CLL is an accumulative disease of mature, differentiated lymphocytes. Although activation of the classical and alternative pathways has been implicated in CLL cell survival, the clinical relevance of these observations has not been clearly defined. However, a recent study by Hewamana, et al. may shed significant light on this issue. In this study, the authors examined NF-κB DNA binding, reflected by EMSA assays, in cells from a series of patients with CLL and sought correlations with more established prognostic indicators. They also tested whether the extent of NF-κB activation predicted resistance of cells to conventional and novel agents. While the authors observed considerable inter-sample variability in basal NF-κB activation status, clear correlations were observed between activation and certain known negative prognostic indicators (e.g., high white count, short doubling time), although not between others (e.g., ZAP-70 expression). Interestingly, cells exhibiting high basal NF-κB activity were less sensitive to the established agent fludarabine, but more sensitive to the novel agent, LC-1, a parthenolide analog that inhibits IKK and has recently been shown to be active against AML stem cells.

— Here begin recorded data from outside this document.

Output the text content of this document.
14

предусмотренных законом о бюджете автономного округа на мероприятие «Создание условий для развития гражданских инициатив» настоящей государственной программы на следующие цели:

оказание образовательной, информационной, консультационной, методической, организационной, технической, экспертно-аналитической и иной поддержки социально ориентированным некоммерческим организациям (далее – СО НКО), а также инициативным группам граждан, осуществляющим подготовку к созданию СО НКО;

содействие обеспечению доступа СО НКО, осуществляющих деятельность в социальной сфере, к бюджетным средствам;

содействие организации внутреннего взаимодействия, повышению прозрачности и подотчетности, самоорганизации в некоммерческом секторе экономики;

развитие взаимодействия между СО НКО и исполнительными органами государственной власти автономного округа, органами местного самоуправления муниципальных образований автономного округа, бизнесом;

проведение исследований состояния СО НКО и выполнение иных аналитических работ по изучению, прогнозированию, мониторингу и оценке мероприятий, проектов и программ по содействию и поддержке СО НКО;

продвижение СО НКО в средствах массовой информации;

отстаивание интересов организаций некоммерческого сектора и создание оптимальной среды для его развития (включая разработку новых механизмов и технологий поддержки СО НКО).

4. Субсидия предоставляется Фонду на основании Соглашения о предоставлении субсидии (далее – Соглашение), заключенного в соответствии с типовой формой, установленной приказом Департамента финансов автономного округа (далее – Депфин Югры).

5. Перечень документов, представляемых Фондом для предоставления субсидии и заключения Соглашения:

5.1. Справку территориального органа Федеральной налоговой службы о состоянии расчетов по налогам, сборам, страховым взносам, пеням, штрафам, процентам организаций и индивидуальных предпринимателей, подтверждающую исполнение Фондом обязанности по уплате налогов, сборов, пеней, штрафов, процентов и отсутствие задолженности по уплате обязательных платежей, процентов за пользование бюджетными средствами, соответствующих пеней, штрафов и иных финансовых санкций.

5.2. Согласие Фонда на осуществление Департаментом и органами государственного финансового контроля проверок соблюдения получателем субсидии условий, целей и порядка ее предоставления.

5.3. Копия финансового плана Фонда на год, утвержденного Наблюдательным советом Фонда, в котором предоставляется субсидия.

One implication of this study is that, as recently suggested in the case of other hematologic malignancies such as multiple myeloma and AML, the NF-κB pathway may not only be an important prognostic determinant in CLL, but could also represent a logical target for pharmacologic intervention in this disorder. In this context, the results of a recent preclinical study suggested that synergistic interactions between the proteasome inhibitor bortezomib and histone deacetylase inhibitors in primary CLL cells involved, at least in part, NF-κB inactivation.1  The broader implication of the present study is that, as more sophisticated gene and protein profiling classification systems are developed in CLL and other hematologic malignancies, their ultimate benefit may lie in guiding the development of more rational, mechanism-based, targeted forms of therapy.

1.
Dai Y, Chen S, Kramer LB, et al. Interactions between bortezomib and romidepsin and belinostat in chronic lymphocytic leukemia cells. Clin Cancer Res. 2008;14:549-58.

Competing Interests

Dr. Grant indicated no relevant conflicts of interest.